This and many other interesting accounts Mr Nugent gave to his pupils on the return trip. Sometimes he even won the attention of Julian, who condescended to smile at his anecdotes. That young gentleman got a good deal better by the time he reached the shore, but he was not himself all the evening, and went fast asleep while Mr Nugent and his fellow-pupils were examining some of the marine insects they had brought home in their jars, through the microscope.
Several days passed away, and, to all appearance, Julian had gained a lesson from which he had profited, not to think so much of himself. He had found out that others could be brisk and sprightly under circumstances which made him dull and wretched, and that they also knew a great deal more about all sorts of things than he did. To his surprise he found that his tutor, and Marshall, and Power, knew even far more about horses, and dogs, and game of all sorts, than he did. His knowledge was confined to the limited range of his father’s park, and to such information as the grooms and gamekeepers had given him. They knew where the various races came from, their habits in their wild state when they were introduced into England, and they had read about sporting in all parts of the world. He thus found himself instantly put down, as he called it, when he began to talk in an authoritative way on what he had been taught to consider the most important subjects for the attention of a gentleman.

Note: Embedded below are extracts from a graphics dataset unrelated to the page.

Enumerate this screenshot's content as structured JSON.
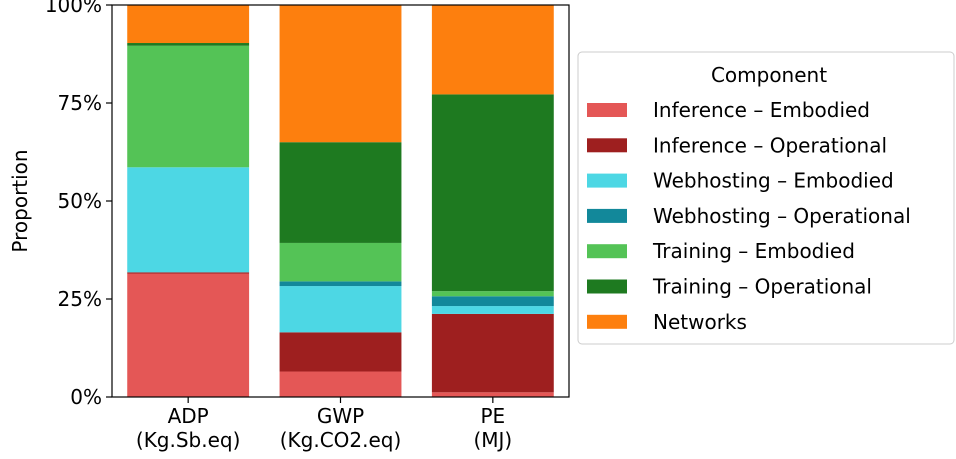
{
  "chart_data": {
    "type": "bar",
    "stacked": true,
    "categories": [
      "ADP\n(Kg.Sb.eq)",
      "GWP\n(Kg.CO2.eq)",
      "PE\n(MJ)"
    ],
    "ylabel": "Proportion",
    "xlabel": "",
    "title": "",
    "ylim": [
      0,
      1
    ],
    "yticks": [
      {
        "value": 0,
        "label": "0%"
      },
      {
        "value": 0.25,
        "label": "25%"
      },
      {
        "value": 0.5,
        "label": "50%"
      },
      {
        "value": 0.75,
        "label": "75%"
      },
      {
        "value": 1,
        "label": "100%"
      }
    ],
    "grid": false,
    "legend": {
      "title": "Component",
      "placement": "right"
    },
    "series": [
      {
        "name": "Inference – Embodied",
        "color": "#e45756",
        "values": [
          0.315,
          0.065,
          0.012
        ]
      },
      {
        "name": "Inference – Operational",
        "color": "#9e1f1f",
        "values": [
          0.003,
          0.1,
          0.2
        ]
      },
      {
        "name": "Webhosting – Embodied",
        "color": "#4dd7e4",
        "values": [
          0.268,
          0.118,
          0.02
        ]
      },
      {
        "name": "Webhosting – Operational",
        "color": "#12889a",
        "values": [
          0.0,
          0.012,
          0.025
        ]
      },
      {
        "name": "Training – Embodied",
        "color": "#54c356",
        "values": [
          0.31,
          0.098,
          0.013
        ]
      },
      {
        "name": "Training – Operational",
        "color": "#1e7a20",
        "values": [
          0.007,
          0.257,
          0.502
        ]
      },
      {
        "name": "Networks",
        "color": "#fd7f0e",
        "values": [
          0.097,
          0.35,
          0.228
        ]
      }
    ]
  }
}
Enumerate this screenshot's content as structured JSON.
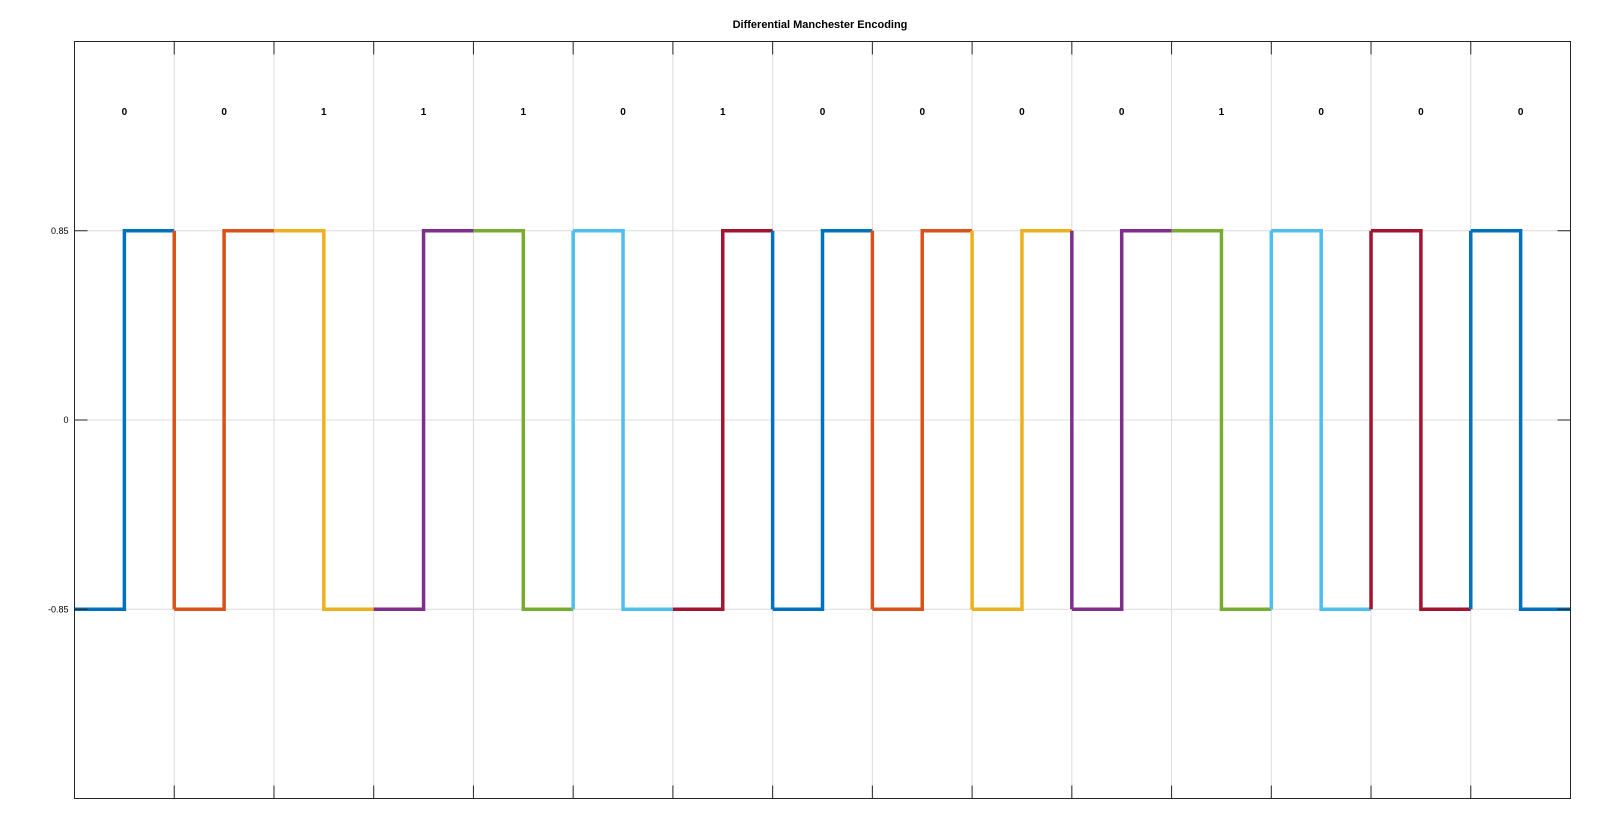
{
  "chart_data": {
    "type": "line",
    "title": "Differential Manchester Encoding",
    "xlabel": "",
    "ylabel": "",
    "xlim": [
      0,
      15
    ],
    "ylim": [
      -1.7,
      1.7
    ],
    "yticks": [
      -0.85,
      0,
      0.85
    ],
    "ytick_labels": [
      "-0.85",
      "0",
      "0.85"
    ],
    "grid": true,
    "bits": [
      "0",
      "0",
      "1",
      "1",
      "1",
      "0",
      "1",
      "0",
      "0",
      "0",
      "0",
      "1",
      "0",
      "0",
      "0"
    ],
    "series": [
      {
        "x": [
          0,
          0.5,
          0.5,
          1
        ],
        "y": [
          -0.85,
          -0.85,
          0.85,
          0.85
        ],
        "color": "#0072BD"
      },
      {
        "x": [
          1,
          1.5,
          1.5,
          2
        ],
        "y": [
          -0.85,
          -0.85,
          0.85,
          0.85
        ],
        "color": "#D95319"
      },
      {
        "x": [
          2,
          2.5,
          2.5,
          3
        ],
        "y": [
          0.85,
          0.85,
          -0.85,
          -0.85
        ],
        "color": "#EDB120"
      },
      {
        "x": [
          3,
          3.5,
          3.5,
          4
        ],
        "y": [
          -0.85,
          -0.85,
          0.85,
          0.85
        ],
        "color": "#7E2F8E"
      },
      {
        "x": [
          4,
          4.5,
          4.5,
          5
        ],
        "y": [
          0.85,
          0.85,
          -0.85,
          -0.85
        ],
        "color": "#77AC30"
      },
      {
        "x": [
          5,
          5.5,
          5.5,
          6
        ],
        "y": [
          0.85,
          0.85,
          -0.85,
          -0.85
        ],
        "color": "#4DBEEE"
      },
      {
        "x": [
          6,
          6.5,
          6.5,
          7
        ],
        "y": [
          -0.85,
          -0.85,
          0.85,
          0.85
        ],
        "color": "#A2142F"
      },
      {
        "x": [
          7,
          7.5,
          7.5,
          8
        ],
        "y": [
          -0.85,
          -0.85,
          0.85,
          0.85
        ],
        "color": "#0072BD"
      },
      {
        "x": [
          8,
          8.5,
          8.5,
          9
        ],
        "y": [
          -0.85,
          -0.85,
          0.85,
          0.85
        ],
        "color": "#D95319"
      },
      {
        "x": [
          9,
          9.5,
          9.5,
          10
        ],
        "y": [
          -0.85,
          -0.85,
          0.85,
          0.85
        ],
        "color": "#EDB120"
      },
      {
        "x": [
          10,
          10.5,
          10.5,
          11
        ],
        "y": [
          -0.85,
          -0.85,
          0.85,
          0.85
        ],
        "color": "#7E2F8E"
      },
      {
        "x": [
          11,
          11.5,
          11.5,
          12
        ],
        "y": [
          0.85,
          0.85,
          -0.85,
          -0.85
        ],
        "color": "#77AC30"
      },
      {
        "x": [
          12,
          12.5,
          12.5,
          13
        ],
        "y": [
          0.85,
          0.85,
          -0.85,
          -0.85
        ],
        "color": "#4DBEEE"
      },
      {
        "x": [
          13,
          13.5,
          13.5,
          14
        ],
        "y": [
          0.85,
          0.85,
          -0.85,
          -0.85
        ],
        "color": "#A2142F"
      },
      {
        "x": [
          14,
          14.5,
          14.5,
          15
        ],
        "y": [
          0.85,
          0.85,
          -0.85,
          -0.85
        ],
        "color": "#0072BD"
      }
    ]
  }
}
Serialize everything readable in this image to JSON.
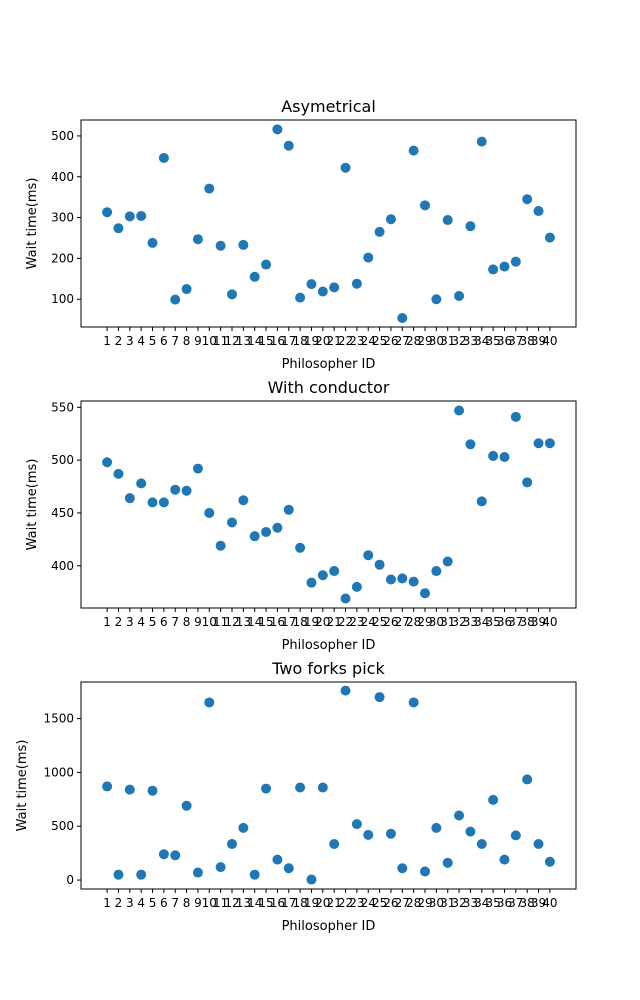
{
  "chart_data": [
    {
      "type": "scatter",
      "title": "Asymetrical",
      "xlabel": "Philosopher ID",
      "ylabel": "Wait time(ms)",
      "x": [
        1,
        2,
        3,
        4,
        5,
        6,
        7,
        8,
        9,
        10,
        11,
        12,
        13,
        14,
        15,
        16,
        17,
        18,
        19,
        20,
        21,
        22,
        23,
        24,
        25,
        26,
        27,
        28,
        29,
        30,
        31,
        32,
        33,
        34,
        35,
        36,
        37,
        38,
        39,
        40
      ],
      "xticks": [
        "1",
        "2",
        "3",
        "4",
        "5",
        "6",
        "7",
        "8",
        "9",
        "10",
        "11",
        "12",
        "13",
        "14",
        "15",
        "16",
        "17",
        "18",
        "19",
        "20",
        "21",
        "22",
        "23",
        "24",
        "25",
        "26",
        "27",
        "28",
        "29",
        "30",
        "31",
        "32",
        "33",
        "34",
        "35",
        "36",
        "37",
        "38",
        "39",
        "40"
      ],
      "y": [
        313,
        274,
        303,
        304,
        238,
        446,
        99,
        125,
        247,
        371,
        231,
        112,
        233,
        155,
        185,
        516,
        476,
        104,
        137,
        119,
        129,
        422,
        138,
        202,
        265,
        296,
        54,
        464,
        330,
        100,
        294,
        108,
        279,
        486,
        173,
        180,
        192,
        345,
        316,
        251
      ],
      "yticks": [
        100,
        200,
        300,
        400,
        500
      ],
      "ylim": [
        32,
        539
      ],
      "grid": false,
      "color": "#1f77b4"
    },
    {
      "type": "scatter",
      "title": "With conductor",
      "xlabel": "Philosopher ID",
      "ylabel": "Wait time(ms)",
      "x": [
        1,
        2,
        3,
        4,
        5,
        6,
        7,
        8,
        9,
        10,
        11,
        12,
        13,
        14,
        15,
        16,
        17,
        18,
        19,
        20,
        21,
        22,
        23,
        24,
        25,
        26,
        27,
        28,
        29,
        30,
        31,
        32,
        33,
        34,
        35,
        36,
        37,
        38,
        39,
        40
      ],
      "xticks": [
        "1",
        "2",
        "3",
        "4",
        "5",
        "6",
        "7",
        "8",
        "9",
        "10",
        "11",
        "12",
        "13",
        "14",
        "15",
        "16",
        "17",
        "18",
        "19",
        "20",
        "21",
        "22",
        "23",
        "24",
        "25",
        "26",
        "27",
        "28",
        "29",
        "30",
        "31",
        "32",
        "33",
        "34",
        "35",
        "36",
        "37",
        "38",
        "39",
        "40"
      ],
      "y": [
        498,
        487,
        464,
        478,
        460,
        460,
        472,
        471,
        492,
        450,
        419,
        441,
        462,
        428,
        432,
        436,
        453,
        417,
        384,
        391,
        395,
        369,
        380,
        410,
        401,
        387,
        388,
        385,
        374,
        395,
        404,
        547,
        515,
        461,
        504,
        503,
        541,
        479,
        516,
        516
      ],
      "yticks": [
        400,
        450,
        500,
        550
      ],
      "ylim": [
        360,
        556
      ],
      "grid": false,
      "color": "#1f77b4"
    },
    {
      "type": "scatter",
      "title": "Two forks pick",
      "xlabel": "Philosopher ID",
      "ylabel": "Wait time(ms)",
      "x": [
        1,
        2,
        3,
        4,
        5,
        6,
        7,
        8,
        9,
        10,
        11,
        12,
        13,
        14,
        15,
        16,
        17,
        18,
        19,
        20,
        21,
        22,
        23,
        24,
        25,
        26,
        27,
        28,
        29,
        30,
        31,
        32,
        33,
        34,
        35,
        36,
        37,
        38,
        39,
        40
      ],
      "xticks": [
        "1",
        "2",
        "3",
        "4",
        "5",
        "6",
        "7",
        "8",
        "9",
        "10",
        "11",
        "12",
        "13",
        "14",
        "15",
        "16",
        "17",
        "18",
        "19",
        "20",
        "21",
        "22",
        "23",
        "24",
        "25",
        "26",
        "27",
        "28",
        "29",
        "30",
        "31",
        "32",
        "33",
        "34",
        "35",
        "36",
        "37",
        "38",
        "39",
        "40"
      ],
      "y": [
        870,
        50,
        840,
        50,
        830,
        240,
        230,
        690,
        70,
        1650,
        120,
        335,
        485,
        50,
        850,
        190,
        110,
        860,
        5,
        860,
        335,
        1760,
        520,
        420,
        1700,
        430,
        110,
        1650,
        80,
        485,
        160,
        600,
        450,
        335,
        745,
        190,
        415,
        935,
        335,
        170
      ],
      "yticks": [
        0,
        500,
        1000,
        1500
      ],
      "ylim": [
        -83,
        1840
      ],
      "grid": false,
      "color": "#1f77b4"
    }
  ]
}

Bad habits and erroneous notions are not without much difficulty eradicated; and so Julian Langley very soon forgot the lesson he had received, and began to think and act very much in his old way. “I say, Digby, the way we have to go on here is horribly slow work,” he observed one day, when he and his old companion were alone. “Don’t you think, now, we could put each other up to some fun or other. I want to do something to astonish the natives down here.”
Digby said he could not think of anything just then, but that he would try. They were strolling along the beach; it was a fine autumn day, but fresh. “I vote we have a run,” said Digby. “It’s cold.”
They ran on till they reached the old castle, of which I have before spoken. Julian never liked running, so he proposed going in and sitting down in a sunny sheltered spot under the walls. There were six or eight cannon of large size mounted on very rotten honeycombed carriages in the fort. They had not been fired within the memory of man, but they every few years received a coat of paint, which prevented them turning into rust; and a superannuated gunner from the Royal Artillery, with much ceremony, cleaned them out of the stones and rubbish which the children in the neighbourhood had thrown into them. Once upon a time they might have proved very serviceable weapons for defending the entrance to the harbour.
“I say, Digby, what do you say to letting off one of those big fellows one of these days? It would make a great row, and astonish people not a little,” exclaimed Julian, after eyeing the guns for some time.
“We should get into a great row if we did, I suspect,” answered Digby. “I don’t think that it would be worth while to try.”
“Oh, nonsense,” said Julian. “I mean that no one should find out who did it; that would be the great fun. We should hear people talking of the explosion, and what it was, and how it could have happened, and all that sort of thing, and we should be laughing in our sleeves all the time. Oh, it would be rare fun. Besides, it is not going to do anybody any harm, you know.”
It did not occur to either of the boys that it might do them a very great deal of harm, and perhaps kill them.
Digby was very soon won over to agree to Julian’s proposal. It suited his taste, and he also thought that it would be rare fun. How to carry out their scheme was the question. Their great difficulty was to procure gunpowder in sufficient quantities to load the gun without leading suspicions on themselves.